Un départ avant le jour veut dire aussi partir sans le petit déjeuner servi sur la varangue, qui se prend le matin, sur place. Beaucoup de visiteurs gardent la montée pour un jour où ils dorment plus près des Plaines.

Le programme quand il n’y a rien à voir

C’est le cas le plus fréquent, et ce n’est pas une consolation : ce que le volcan a fabriqué au fil des siècles est visible à quelques minutes d’ici, sans éruption et sans arrêté ; tout ce qu’il y a à voir autour de la maison tient sur une seule page. Le Cap Méchant est à 8,9 km, avec ses falaises de lave noire et son sentier de bord de mer.
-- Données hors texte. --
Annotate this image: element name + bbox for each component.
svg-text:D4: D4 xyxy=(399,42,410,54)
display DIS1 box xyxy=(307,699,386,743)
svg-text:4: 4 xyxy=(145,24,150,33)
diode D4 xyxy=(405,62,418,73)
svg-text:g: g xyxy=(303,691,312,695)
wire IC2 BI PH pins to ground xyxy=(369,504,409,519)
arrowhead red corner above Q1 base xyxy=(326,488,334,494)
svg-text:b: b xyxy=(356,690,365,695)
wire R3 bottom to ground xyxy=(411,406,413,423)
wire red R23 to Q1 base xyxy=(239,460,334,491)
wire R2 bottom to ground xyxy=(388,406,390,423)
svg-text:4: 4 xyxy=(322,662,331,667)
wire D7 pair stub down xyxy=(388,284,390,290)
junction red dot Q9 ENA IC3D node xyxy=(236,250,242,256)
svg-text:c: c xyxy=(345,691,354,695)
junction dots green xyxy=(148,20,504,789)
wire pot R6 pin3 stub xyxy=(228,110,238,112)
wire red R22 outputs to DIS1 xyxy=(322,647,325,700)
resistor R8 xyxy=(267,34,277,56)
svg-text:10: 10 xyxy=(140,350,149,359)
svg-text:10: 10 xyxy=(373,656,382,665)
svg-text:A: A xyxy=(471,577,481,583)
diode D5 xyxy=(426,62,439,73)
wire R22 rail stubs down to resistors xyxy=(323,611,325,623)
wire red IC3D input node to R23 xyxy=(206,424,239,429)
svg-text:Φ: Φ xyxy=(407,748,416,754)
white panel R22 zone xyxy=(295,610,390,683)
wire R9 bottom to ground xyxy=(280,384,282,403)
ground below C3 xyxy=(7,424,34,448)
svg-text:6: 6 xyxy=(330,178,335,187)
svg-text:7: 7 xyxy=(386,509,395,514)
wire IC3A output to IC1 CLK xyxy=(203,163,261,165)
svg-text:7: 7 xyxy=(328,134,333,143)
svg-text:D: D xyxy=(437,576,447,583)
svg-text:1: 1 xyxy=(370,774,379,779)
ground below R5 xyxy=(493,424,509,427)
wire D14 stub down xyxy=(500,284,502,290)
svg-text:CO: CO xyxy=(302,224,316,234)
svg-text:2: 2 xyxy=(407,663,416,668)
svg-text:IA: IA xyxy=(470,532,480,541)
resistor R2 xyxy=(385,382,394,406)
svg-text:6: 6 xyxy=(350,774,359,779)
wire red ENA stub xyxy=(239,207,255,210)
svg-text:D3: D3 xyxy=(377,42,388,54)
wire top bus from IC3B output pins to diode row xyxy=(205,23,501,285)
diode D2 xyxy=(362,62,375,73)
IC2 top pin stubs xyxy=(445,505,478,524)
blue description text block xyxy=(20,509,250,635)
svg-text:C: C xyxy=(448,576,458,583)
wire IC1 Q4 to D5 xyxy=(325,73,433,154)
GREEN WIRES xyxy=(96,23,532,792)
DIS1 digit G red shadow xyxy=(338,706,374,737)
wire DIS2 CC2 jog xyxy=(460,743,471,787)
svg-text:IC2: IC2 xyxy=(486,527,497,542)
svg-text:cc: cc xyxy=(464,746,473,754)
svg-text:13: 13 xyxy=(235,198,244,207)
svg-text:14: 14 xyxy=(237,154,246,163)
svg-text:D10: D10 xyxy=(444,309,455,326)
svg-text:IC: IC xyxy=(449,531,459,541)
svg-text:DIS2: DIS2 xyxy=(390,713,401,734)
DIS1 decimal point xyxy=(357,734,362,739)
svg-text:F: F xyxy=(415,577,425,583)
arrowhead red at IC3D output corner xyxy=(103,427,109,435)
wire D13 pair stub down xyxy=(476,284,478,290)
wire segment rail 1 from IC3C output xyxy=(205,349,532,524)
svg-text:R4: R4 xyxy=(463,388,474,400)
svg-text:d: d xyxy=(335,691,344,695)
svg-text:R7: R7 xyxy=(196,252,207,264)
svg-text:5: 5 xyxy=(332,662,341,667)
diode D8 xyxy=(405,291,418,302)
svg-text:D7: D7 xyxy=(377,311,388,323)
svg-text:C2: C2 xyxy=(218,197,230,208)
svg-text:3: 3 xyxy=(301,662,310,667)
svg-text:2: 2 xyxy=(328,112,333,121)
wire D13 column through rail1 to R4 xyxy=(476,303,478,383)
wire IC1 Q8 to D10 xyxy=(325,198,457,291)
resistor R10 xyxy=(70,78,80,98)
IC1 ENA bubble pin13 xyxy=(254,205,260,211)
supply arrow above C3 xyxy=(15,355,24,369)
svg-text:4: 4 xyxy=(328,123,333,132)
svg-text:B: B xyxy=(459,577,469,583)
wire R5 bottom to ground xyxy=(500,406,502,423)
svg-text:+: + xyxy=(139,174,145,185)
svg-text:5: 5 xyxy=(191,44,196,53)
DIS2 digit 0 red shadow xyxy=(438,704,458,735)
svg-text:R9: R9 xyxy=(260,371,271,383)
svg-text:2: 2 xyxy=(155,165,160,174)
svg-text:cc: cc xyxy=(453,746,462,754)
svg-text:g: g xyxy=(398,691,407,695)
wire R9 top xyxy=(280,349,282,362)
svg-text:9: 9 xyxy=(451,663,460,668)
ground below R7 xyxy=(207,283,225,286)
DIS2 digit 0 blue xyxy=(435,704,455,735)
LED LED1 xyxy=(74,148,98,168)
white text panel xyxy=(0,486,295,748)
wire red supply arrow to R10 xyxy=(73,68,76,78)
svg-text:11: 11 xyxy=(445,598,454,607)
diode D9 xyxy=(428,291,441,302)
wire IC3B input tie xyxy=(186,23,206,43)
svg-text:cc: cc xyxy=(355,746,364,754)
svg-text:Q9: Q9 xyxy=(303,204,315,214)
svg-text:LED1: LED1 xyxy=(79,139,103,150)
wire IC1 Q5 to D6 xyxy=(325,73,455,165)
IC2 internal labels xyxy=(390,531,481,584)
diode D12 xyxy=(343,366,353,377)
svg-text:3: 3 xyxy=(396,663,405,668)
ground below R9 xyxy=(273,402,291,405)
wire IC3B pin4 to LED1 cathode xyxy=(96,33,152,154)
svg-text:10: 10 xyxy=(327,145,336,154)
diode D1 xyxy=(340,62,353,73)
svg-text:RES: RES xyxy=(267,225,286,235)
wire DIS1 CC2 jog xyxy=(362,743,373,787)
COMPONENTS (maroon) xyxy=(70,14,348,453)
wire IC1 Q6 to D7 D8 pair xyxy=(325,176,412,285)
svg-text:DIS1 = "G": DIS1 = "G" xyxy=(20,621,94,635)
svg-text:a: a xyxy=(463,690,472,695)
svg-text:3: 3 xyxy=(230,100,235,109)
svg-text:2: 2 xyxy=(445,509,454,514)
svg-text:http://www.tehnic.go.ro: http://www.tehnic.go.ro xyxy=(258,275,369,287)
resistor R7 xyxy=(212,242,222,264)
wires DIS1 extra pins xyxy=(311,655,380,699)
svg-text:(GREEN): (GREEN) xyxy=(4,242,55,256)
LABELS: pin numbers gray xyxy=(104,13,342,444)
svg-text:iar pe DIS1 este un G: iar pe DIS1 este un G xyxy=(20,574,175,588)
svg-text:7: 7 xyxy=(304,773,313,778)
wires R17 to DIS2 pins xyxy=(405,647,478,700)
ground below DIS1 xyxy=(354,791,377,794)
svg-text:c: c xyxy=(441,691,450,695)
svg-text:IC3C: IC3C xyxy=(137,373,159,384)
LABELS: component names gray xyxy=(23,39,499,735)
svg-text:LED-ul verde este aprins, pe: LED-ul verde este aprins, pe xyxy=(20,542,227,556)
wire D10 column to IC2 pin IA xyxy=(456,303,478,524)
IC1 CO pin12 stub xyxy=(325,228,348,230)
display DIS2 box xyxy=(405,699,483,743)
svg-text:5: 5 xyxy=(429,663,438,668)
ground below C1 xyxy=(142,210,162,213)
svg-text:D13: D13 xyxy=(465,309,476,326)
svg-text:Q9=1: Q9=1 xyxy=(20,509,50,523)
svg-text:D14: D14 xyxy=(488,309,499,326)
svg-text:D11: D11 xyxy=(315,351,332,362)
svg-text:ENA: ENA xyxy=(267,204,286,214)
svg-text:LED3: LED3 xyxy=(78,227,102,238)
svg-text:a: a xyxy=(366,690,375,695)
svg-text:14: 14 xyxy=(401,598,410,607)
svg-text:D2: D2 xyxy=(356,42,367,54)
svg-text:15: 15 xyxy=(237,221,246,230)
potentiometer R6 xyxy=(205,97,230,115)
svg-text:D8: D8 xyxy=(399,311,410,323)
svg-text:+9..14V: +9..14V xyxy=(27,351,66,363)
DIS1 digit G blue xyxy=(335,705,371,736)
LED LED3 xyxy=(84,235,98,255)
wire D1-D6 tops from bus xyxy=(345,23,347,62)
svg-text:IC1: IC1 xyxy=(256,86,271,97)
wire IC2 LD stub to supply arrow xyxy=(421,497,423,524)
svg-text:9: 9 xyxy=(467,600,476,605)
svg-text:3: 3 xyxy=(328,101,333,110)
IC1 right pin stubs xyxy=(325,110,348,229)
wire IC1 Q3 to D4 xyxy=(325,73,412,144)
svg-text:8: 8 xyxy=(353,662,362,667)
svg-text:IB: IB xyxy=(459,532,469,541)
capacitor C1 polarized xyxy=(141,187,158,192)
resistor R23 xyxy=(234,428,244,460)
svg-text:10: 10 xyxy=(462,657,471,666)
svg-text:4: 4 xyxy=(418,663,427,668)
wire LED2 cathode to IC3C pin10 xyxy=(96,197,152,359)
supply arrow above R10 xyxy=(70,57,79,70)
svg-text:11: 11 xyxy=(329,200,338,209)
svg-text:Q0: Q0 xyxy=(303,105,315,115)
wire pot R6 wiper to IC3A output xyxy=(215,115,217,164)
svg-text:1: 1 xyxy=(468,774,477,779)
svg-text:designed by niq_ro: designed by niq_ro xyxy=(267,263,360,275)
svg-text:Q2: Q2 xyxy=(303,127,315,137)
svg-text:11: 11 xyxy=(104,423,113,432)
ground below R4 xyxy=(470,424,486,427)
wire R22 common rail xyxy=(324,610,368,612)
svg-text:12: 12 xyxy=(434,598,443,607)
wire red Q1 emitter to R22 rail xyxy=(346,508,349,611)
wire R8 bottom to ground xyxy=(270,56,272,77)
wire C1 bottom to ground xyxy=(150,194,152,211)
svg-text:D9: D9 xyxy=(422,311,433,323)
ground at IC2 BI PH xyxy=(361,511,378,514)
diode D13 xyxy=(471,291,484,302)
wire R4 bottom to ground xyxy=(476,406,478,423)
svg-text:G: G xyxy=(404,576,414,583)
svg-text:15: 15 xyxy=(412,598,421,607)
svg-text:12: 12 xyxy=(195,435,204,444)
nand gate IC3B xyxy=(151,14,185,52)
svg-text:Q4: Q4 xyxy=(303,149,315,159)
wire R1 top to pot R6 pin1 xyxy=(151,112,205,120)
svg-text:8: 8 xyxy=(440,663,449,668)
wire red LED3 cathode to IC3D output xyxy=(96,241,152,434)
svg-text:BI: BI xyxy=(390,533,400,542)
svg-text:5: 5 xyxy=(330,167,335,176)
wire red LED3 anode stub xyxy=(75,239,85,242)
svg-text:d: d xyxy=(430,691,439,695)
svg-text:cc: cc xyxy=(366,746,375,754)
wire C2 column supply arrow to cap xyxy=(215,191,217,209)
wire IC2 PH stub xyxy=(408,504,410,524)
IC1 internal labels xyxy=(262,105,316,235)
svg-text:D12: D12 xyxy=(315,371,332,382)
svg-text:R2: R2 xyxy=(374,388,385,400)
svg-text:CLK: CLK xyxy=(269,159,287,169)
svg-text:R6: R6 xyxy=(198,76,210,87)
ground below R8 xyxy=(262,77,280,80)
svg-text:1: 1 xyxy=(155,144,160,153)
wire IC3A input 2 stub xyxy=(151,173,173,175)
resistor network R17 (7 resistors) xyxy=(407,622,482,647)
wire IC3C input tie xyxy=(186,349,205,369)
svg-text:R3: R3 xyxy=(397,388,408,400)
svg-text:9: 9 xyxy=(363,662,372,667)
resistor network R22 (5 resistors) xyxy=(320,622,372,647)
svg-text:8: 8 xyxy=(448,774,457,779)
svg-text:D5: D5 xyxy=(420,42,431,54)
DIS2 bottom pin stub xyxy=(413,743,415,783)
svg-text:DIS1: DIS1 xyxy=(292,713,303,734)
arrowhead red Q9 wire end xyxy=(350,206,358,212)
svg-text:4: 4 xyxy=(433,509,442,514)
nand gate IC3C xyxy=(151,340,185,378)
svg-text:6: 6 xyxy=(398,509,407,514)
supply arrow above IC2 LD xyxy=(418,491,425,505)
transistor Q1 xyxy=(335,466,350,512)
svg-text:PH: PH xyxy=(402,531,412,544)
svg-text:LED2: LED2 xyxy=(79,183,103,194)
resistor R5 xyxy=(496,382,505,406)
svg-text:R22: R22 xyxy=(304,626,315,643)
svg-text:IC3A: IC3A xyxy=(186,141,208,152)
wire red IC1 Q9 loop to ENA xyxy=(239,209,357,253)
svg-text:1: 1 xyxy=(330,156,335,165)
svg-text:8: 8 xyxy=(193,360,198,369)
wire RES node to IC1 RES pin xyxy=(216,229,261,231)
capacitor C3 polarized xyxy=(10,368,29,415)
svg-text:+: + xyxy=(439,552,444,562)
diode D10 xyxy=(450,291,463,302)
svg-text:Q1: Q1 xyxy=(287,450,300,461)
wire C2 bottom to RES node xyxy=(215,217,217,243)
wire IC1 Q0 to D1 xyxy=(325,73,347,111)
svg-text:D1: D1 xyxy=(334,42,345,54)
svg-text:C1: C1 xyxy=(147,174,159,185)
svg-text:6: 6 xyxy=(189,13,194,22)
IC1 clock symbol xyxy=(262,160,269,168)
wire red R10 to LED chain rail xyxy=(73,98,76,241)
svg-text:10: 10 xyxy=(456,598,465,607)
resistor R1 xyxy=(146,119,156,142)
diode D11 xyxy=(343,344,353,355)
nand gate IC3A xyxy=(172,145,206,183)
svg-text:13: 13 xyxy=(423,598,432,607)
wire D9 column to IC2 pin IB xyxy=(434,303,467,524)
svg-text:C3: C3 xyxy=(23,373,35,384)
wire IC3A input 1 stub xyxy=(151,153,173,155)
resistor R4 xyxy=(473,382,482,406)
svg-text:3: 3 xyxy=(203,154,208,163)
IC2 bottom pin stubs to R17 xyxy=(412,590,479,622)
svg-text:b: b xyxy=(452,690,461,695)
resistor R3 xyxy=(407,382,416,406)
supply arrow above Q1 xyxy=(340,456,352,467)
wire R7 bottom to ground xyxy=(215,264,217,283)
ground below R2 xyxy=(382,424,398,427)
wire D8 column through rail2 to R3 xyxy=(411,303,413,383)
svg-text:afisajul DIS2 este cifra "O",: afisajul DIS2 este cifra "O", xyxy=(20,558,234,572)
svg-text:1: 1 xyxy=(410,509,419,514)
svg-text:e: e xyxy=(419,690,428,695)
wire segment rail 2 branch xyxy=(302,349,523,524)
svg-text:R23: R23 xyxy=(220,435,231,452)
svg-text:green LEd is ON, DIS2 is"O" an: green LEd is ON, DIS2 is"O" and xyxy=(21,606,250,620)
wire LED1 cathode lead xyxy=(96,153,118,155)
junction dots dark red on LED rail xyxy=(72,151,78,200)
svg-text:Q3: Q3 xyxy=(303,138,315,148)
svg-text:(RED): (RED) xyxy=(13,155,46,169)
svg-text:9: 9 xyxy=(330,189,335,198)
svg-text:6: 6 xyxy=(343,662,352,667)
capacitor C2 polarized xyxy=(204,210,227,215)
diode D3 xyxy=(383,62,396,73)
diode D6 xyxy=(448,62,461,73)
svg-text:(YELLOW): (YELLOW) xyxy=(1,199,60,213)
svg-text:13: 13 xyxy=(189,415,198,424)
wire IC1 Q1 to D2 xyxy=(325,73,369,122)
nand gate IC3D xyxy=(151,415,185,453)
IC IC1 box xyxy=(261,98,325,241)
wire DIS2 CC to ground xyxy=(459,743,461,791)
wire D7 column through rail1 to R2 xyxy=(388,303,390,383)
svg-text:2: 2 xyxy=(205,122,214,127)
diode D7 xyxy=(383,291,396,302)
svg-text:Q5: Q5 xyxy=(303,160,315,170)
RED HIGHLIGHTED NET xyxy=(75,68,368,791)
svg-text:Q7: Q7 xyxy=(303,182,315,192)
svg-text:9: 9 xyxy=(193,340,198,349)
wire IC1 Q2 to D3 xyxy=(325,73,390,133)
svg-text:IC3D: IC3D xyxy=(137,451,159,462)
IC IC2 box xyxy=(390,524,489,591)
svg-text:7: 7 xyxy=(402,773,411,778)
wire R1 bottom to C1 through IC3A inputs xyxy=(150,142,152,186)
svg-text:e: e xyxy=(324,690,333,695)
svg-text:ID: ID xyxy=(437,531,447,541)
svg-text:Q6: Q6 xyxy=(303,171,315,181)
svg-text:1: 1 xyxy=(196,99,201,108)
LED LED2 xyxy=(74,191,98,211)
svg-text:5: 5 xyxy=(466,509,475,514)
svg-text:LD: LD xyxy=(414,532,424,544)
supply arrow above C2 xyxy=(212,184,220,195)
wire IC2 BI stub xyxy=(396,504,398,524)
Les falaises de lave noire du Cap Méchant battues par l’océan, vues du ciel
Le Cap Méchant, à 8,9 km : une coulée ancienne arrêtée net par l’océan. C’est la même lave qu’au volcan, plus vieille de quelques siècles.

Les tunnels de lave se visitent à Saint-Philippe, avec un guide : des galeries creusées par la lave elle-même, où l’on marche sur un sol figé. À Sainte-Rose, à 37,9 km, la coulée de 1977 s’est arrêtée à la porte de l’église de Notre-Dame des Laves. L’Anse des Cascades est à 33,4 km, la forêt de Mare-Longue à 11,7 km.

L’intérieur d’un tunnel de lave à Saint-Philippe : sol de lave figée, sortie vers la végétation
Un tunnel de lave à Saint-Philippe : la coulée s’est vidée en laissant sa galerie. On y entre accompagné, jamais seul.

Et les jours où l’on ne reprend pas la voiture, il y a la piscine du jardin, à laquelle Le Coco donne directement, et la varangue commune — réfrigérateur, micro-ondes et vaisselle — pour dîner sur place de ce qu’on a rapporté.

Questions fréquentes

Peut-on voir la lave de près pendant une éruption ?

Presque jamais. L’Enclos est fermé au public pendant l’événement, et les images spectaculaires qui circulent viennent le plus souvent de survols autorisés ou des équipes scientifiques. Venir marcher dans l’Enclos hors éruption est un projet réaliste ; venir pour voir de la lave couler n’en est pas un.

Une éruption est-elle dangereuse pour Saint-Philippe ?

Non. L’activité reste dans une zone inhabitée, la lave avance lentement et il n’y a rien à évacuer sur le littoral. Ce qui change, c’est la circulation vers les Plaines, et éventuellement la route côtière du Grand Brûlé si une coulée s’en approche. Le reste du séjour n’est pas concerné.

Combien de temps dure une éruption ?

Personne ne le sait au début. Certaines s’arrêtent au bout de quelques jours, d’autres tiennent beaucoup plus longtemps, et l’intensité varie d’un jour à l’autre. C’est aussi pourquoi caler des dates de séjour sur une éruption en cours n’a pas de sens : elle peut s’être arrêtée avant votre arrivée.

Y a-t-il un intérêt à monter avec de jeunes enfants ?

Le trajet est long et le froid réel en altitude. Si l’accès à l’Enclos est de toute façon fermé, la journée se résume à quatre heures de voiture pour un point de vue lointain. Les tunnels de lave et le Cap Méchant, à quelques minutes d’ici, racontent la même histoire à hauteur d’enfant.